Maximum temperature rise is an important parameter in tunnel fires. It is noted that classical models of maximum temperature rise in previous studies are limited to single tunnel. However, in real situations, there is cross-passage between two neighboring tunnels. The studies about the effect of distance between fire source and cross-passage on the temperature rise is limited. In this study, numerical simulations on the maximum temperature rise of ceiling jet flow in tunnel fires under longitudinal ventilation with various distances (L_f) between fire source and cross-passage are conducted by using FDS for a cross angle of 30°. Results show that maximum temperature rise decreases with either the increasing of longitudinal ventilation velocity or the decreasing of heat release rate. The cross-passage has an effect on the fire plume flow velocity under the ceiling, which further affects the maximum temperature. For small ventilation velocities (1 m/s and 2 m/s), the maximum temperature rise is much lower than that of a single tunnel without cross-passage, and there is no significant difference between various L_f. For large ventilation velocities (3 m/s and 4 m/s), the maximum temperature rise decreases with the increasing of L_f from 0 to 4.5 m, and for ${\mathit{\text{L}}}_{\mathit{\text{f}}}>4.5$ m, the maximum temperature rise has no significant change anymore. It is noted that for the large ventilation velocities, the maximum temperature rise of L_f = 0 is close to that of a single tunnel without cross-passage. The effect of cross angle on the maximum temperature rise is also researched which shows that maximum temperature rise increases with the increasing of cross angle. A correlated model is proposed to predict the maximum temperature rise by taken L_f into account.

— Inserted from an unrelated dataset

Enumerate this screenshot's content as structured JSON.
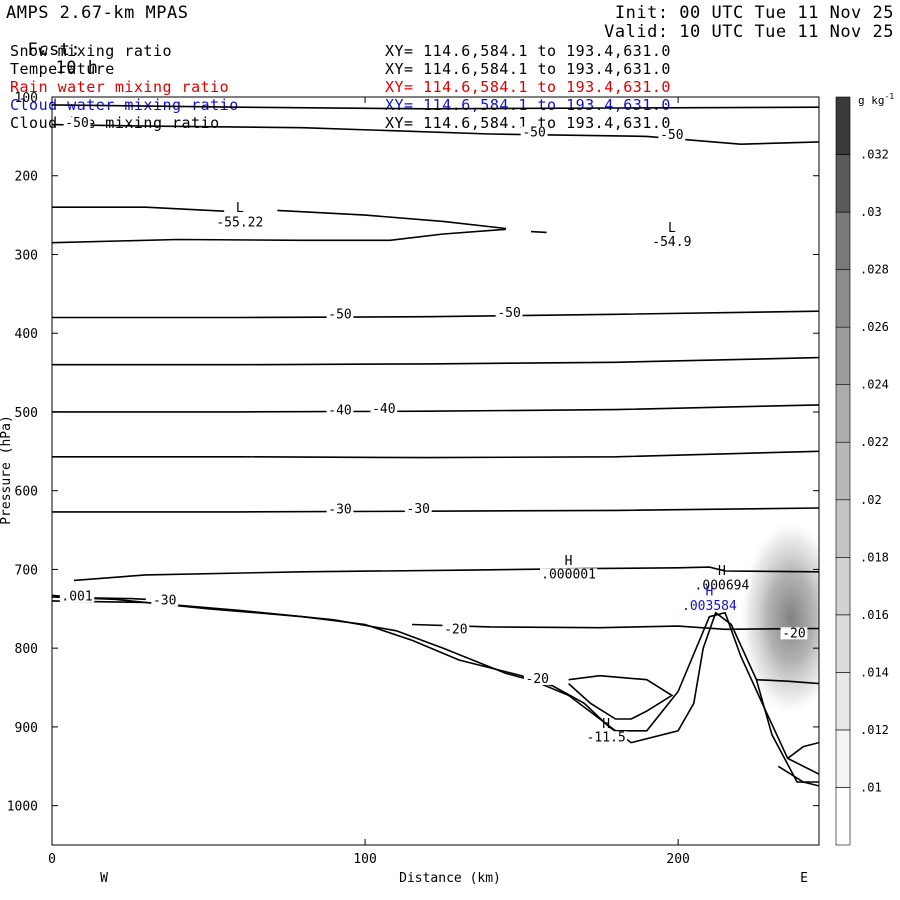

最大温度升高是隧道火灾中的重要参数。需要注意的是，先前研究中最大温升的经典模型仅限于单隧道。但是，在实际情况中，两条相邻的隧道之间存在交叉通道。关于火源与交叉通道之间的距离对温度升高的影响的研究是有限的。在这项研究中，在不同距离（L _f）的纵向通风条件下，隧道火灾中天花板射流的最大温度升高的数值模拟使用FDS在30°的交叉角处进行火源和交叉通道之间的）。结果表明，最大温度升高随纵向通风速度的增加或放热率的降低而减小。交叉通道会影响天花板下方的火焰羽流速度，进而影响最高温度。对于较小的通风速度（1 m / s和2 m / s），最大温升比没有交叉通道的单个隧道的温升要低得多，并且各个L _f之间没有显着差异。对于较大的通风速度（3 m / s和4 m / s），随着L _f从0增加到4.5 m，最大温度上升减小，而对于${\mathit{\text{大号}}}_{\mathit{\text{F}}}>4.5$m，最大温升不再有明显变化。注意，对于较大的通风速度，L _f  = 0的最大温升接近没有交叉通道的单个隧道的温升。研究了交叉角对最大温升的影响，表明最大温升随交叉角的增加而增加。提出了一个相关模型，通过考虑L _f来预测最大温度上升。